Sunday, March 24 in Kinshasa, DR Congo will be the final test for the national soccer team under Coach Thomas Kojo to overcome DR Congo in their away encounter as the leader of Group G in the qualifying series of the African Cup of Nations to be held in Egypt, next year.
Liberia will be making her third appearance in the African bonanza. Liberia was in South Africa in 1996 and Mali in 2002. Daily Observer Sports Desk met with the national soccer coach, Thomas Kojo, and asked him how we should expect his final game with DR Congo.
“The match is crucial and like the fans out there they expect nothing other than victory. However, what they should know is that Liberia and Zimbabwe will be fighting to lead GROUP G. Interestingly; we have made some improvement in playing away with good results.
“When I took over the team to play Mauritania we lost the first leg at home and won the second leg in Mauritania. That was a significant moment for me as a coach. So we did it before so it can be done with the right approach.”
He said it was a historic moment for Liberia because what was an impossible thing to do was accomplished. After the George Weah generation and because there was never a grooming program for players to grow to become adult players, it was difficult for any group of Lone Star players to continue to win in away games.
Gradually, he said Anthony Laffor and William Jebor are leaders on the Lone Star and they are two significant players that every Liberian who follows the Lone Star knows they would always be on the team. “We had the same thing during the time we were playing where every Liberian then knew that whatever selection for the Lone Star would include George Weah and James Salinsa Debbah,” he said.
“Remember that we are building the national team and so things will be moving rather slowly and, of course, you know that the players have been doing their best and so the next one year will also see greater improvement in the quality of their play.” He said now that Laffor and Jebor have become household names in Liberia, it is good for the country even if, for one reason or another, they are excluded in a match. “Now the national team sits second behind Zimbabwe on the table and we must give God the glory and then to the LFA President Mustapha Raji and Youth & Sports Minister Zeogar Wilson for their support.”
He said this development in the national team is more profound because what used to happen in the old national team is not happening in the current members of the national team.
“You remember that indiscipline was rife in the past national team and we are glad we don’t have that in the current national team of players. Players don’t leave when we are camping for a game and friends don’t camp in the players’ room and this is healthy for the players’ concentration,” Kojo said.
He appealed to Liberian fans that they should begin to change their negative attitude towards the Lone Star players. “Whatever that happens in a game, please don’t insult the players. Don’t put the players down. Your duty is to encourage them, no matter what. Show them that you love them and they would be glad to play for their national team.
“The players now know how much it is to play for their country. You see that national anthems are played for politicians and for the players when our national team meets another country’s national team. The value of the players in such an encounter should mean much to the players. I have seen some players in tears when their national anthem is played and they are representing their country.”

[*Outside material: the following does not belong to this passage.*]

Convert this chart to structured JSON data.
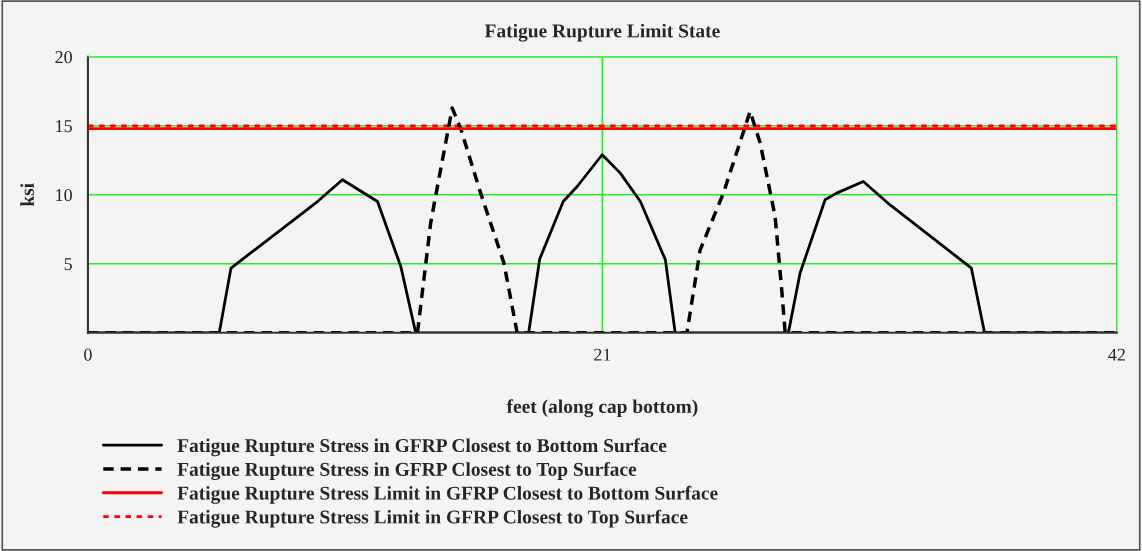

He said it is his wish that Liberians will come to know the players who are selected to play for the national team intimately. “Once you get to know them you will realize that your negative attitude towards them will change,” Kojo said.
“Let me say this: the great Abedi Pele of Ghana, who played great games for Ghana, could not lead Ghana to the World Cup, but it is his children who have taken Ghana to the World Cup.
“So this generation of footballers could take Liberia to the World Cup and other places and so all we need to do for them is to support them morally and financially. We must begin to look at our national team players with a positive attitude, as I said before, and we would see great things by this new generation of players,” Kojo said.